We all know the importance of having a will to ensure that our loved ones have their final wishes stated in writing to be carried out once they are gone.
A will or testament is a legal declaration whereby a person, the testator, provides for the transfer of his or her property at the time of passing.
The law has very specific requirements that are necessary to make a last will and testament legally enforceable. In Ontario, for example, a will must be in writing and it must be witnessed by two people who sign as witnesses and it must be signed by the testator.
This is the kind of will routinely prepared by a lawyer and it is usually signed and witnessed in a lawyer’s office and the lawyer is responsible for ensuring that all the legal requirements are met. This is the kind of will everyone should have and the cost is relatively small for the peace of mind and certainty it brings to all the family members.

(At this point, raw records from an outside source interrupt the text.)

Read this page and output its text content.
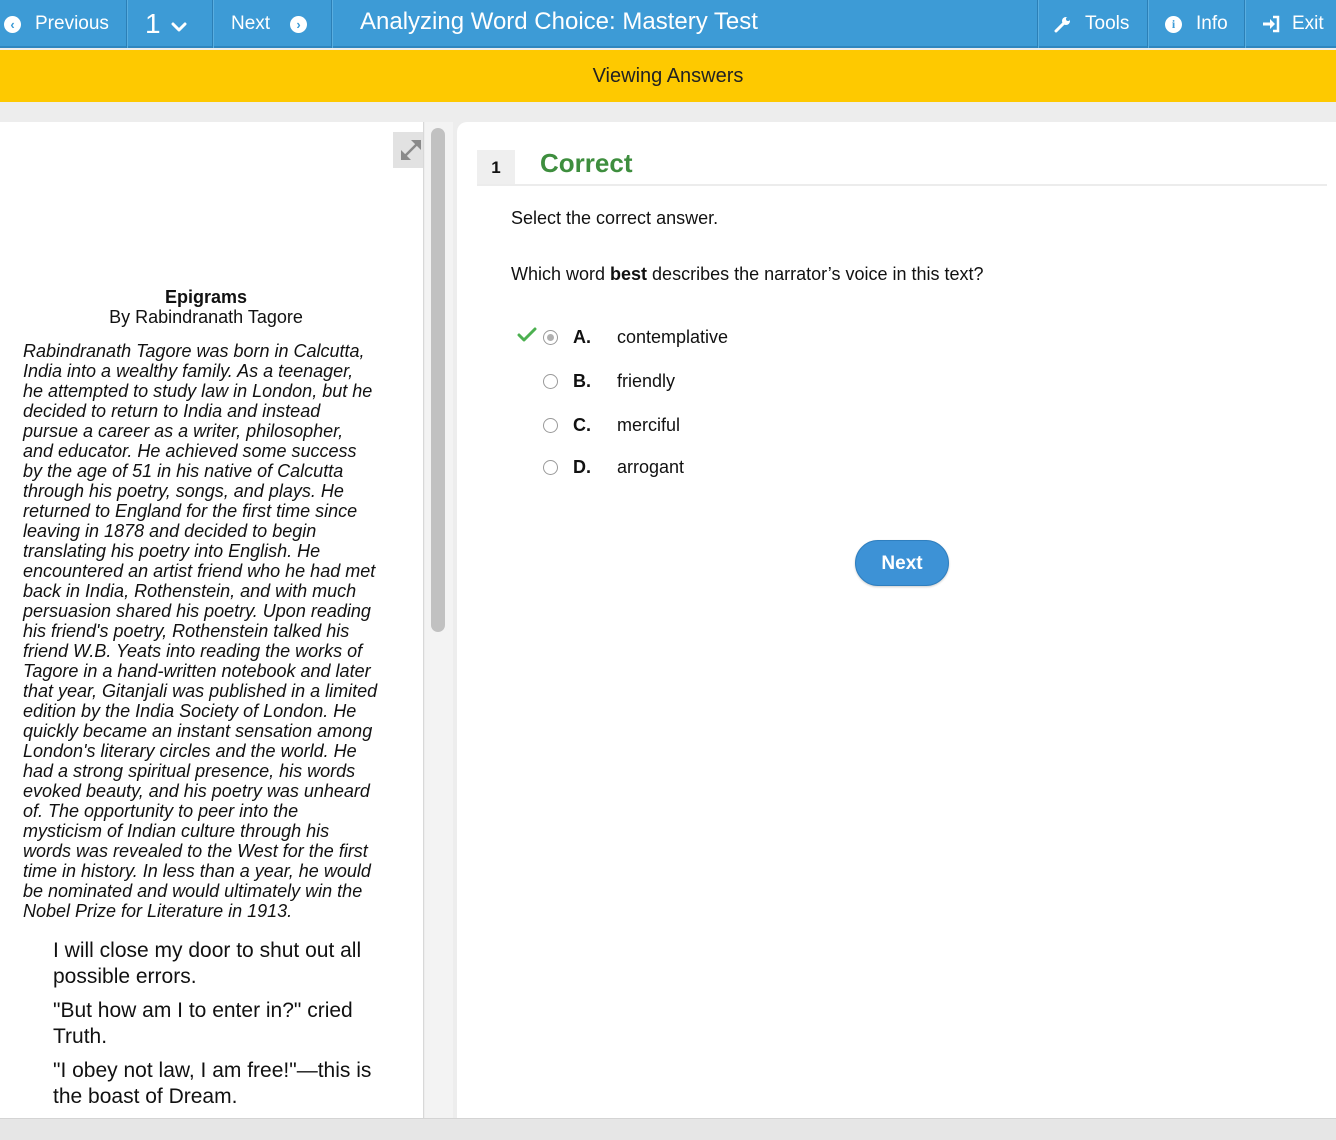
‹	Previous 1	Next	› Analyzing Word Choice: Mastery Test	Tools	i	Info	Exit
Viewing Answers
Epigrams
By Rabindranath Tagore
Rabindranath Tagore was born in Calcutta,
India into a wealthy family. As a teenager,
he attempted to study law in London, but he
decided to return to India and instead
pursue a career as a writer, philosopher,
and educator. He achieved some success
by the age of 51 in his native of Calcutta
through his poetry, songs, and plays. He
returned to England for the first time since
leaving in 1878 and decided to begin
translating his poetry into English. He
encountered an artist friend who he had met
back in India, Rothenstein, and with much
persuasion shared his poetry. Upon reading
his friend's poetry, Rothenstein talked his
friend W.B. Yeats into reading the works of
Tagore in a hand-written notebook and later
that year, Gitanjali was published in a limited
edition by the India Society of London. He
quickly became an instant sensation among
London's literary circles and the world. He
had a strong spiritual presence, his words
evoked beauty, and his poetry was unheard
of. The opportunity to peer into the
mysticism of Indian culture through his
words was revealed to the West for the first
time in history. In less than a year, he would
be nominated and would ultimately win the
Nobel Prize for Literature in 1913.

I will close my door to shut out all possible errors.

"But how am I to enter in?" cried Truth.

"I obey not law, I am free!"—this is the boast of Dream.

1	Correct
Select the correct answer.
Which word best describes the narrator’s voice in this text?
A. contemplative
B. friendly
C. merciful
D. arrogant
Next
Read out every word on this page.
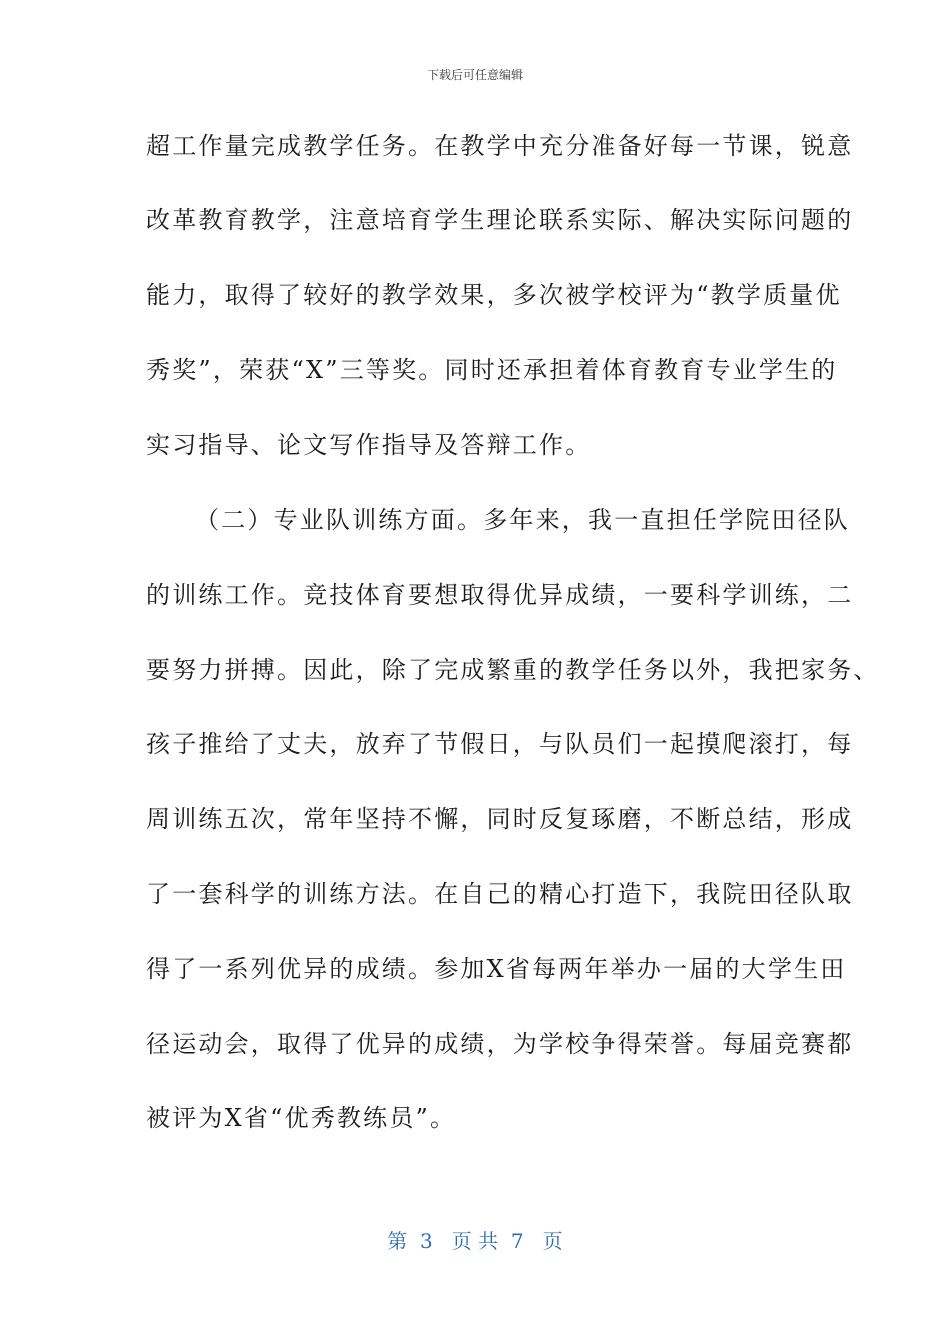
下载后可任意编辑
超工作量完成教学任务。在教学中充分准备好每一节课，锐意
改革教育教学，注意培育学生理论联系实际、解决实际问题的
能力，取得了较好的教学效果，多次被学校评为“教学质量优
秀奖”，荣获“X”三等奖。同时还承担着体育教育专业学生的
实习指导、论文写作指导及答辩工作。
（二）专业队训练方面。多年来，我一直担任学院田径队
的训练工作。竞技体育要想取得优异成绩，一要科学训练，二
要努力拼搏。因此，除了完成繁重的教学任务以外，我把家务、
孩子推给了丈夫，放弃了节假日，与队员们一起摸爬滚打，每
周训练五次，常年坚持不懈，同时反复琢磨，不断总结，形成
了一套科学的训练方法。在自己的精心打造下，我院田径队取
得了一系列优异的成绩。参加X省每两年举办一届的大学生田
径运动会，取得了优异的成绩，为学校争得荣誉。每届竞赛都
被评为X省“优秀教练员”。
第  3   页 共  7   页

However, there is another kind of testament or will that is recognized in Ontario, called a holograph will from the Greek word “holos” meaning entirely and “graphos” meaning written. A holograph will must be written entirely and exclusively in the handwriting of the testator. It does not need to be witnessed and it does not need to be in any particular form as long as it is signed by the testator and clearly expresses the testator’s intent to dispose of property on passing.
The law relating to a holograph will developed out of recognition that people in an emergency situation facing the imminent prospect of death should be able to create a valid will.
Perhaps the most famous instance of the use of a holograph will occurred in Saskatchewan in 1948 when a farmer named Cecil George Harris was accidentally crushed by his overturned tractor in a remote field on his farm. Before succumbing to his injuries, Harris used his pocket knife to carve the following notation into the fender of his tractor: “In case I die in this mess, I leave all to the wife. Cecil Geo. Harris.”
The fender was detached from the tractor and presented to a court which held that it constituted a valid holograph will. The estate was distributed in accordance with the wishes of Mr. Harris.
However the validity of a holograph will is not limited to emergency situations. It is not unusual for a person to write a holograph will in circumstances that are not extreme. Yet even a holograph will has certain requirements.
Recently, I had a client visit me regarding a document that she believed was a valid holograph will. She was a caregiver at a retirement home and was looking after an elderly woman who had no known family. The elderly woman stated she had no will and she wanted the caregiver to have her estate which amounted to about $80,000 in her savings account. Accordingly the caregiver wrote out a will for the woman and the elderly woman signed it.
I had to tell the caregiver that the will was not valid because the will was not entirely in the testator’s handwriting. She had only signed a document written out by the caregiver.
Accordingly the elderly woman died intestate and without a valid will.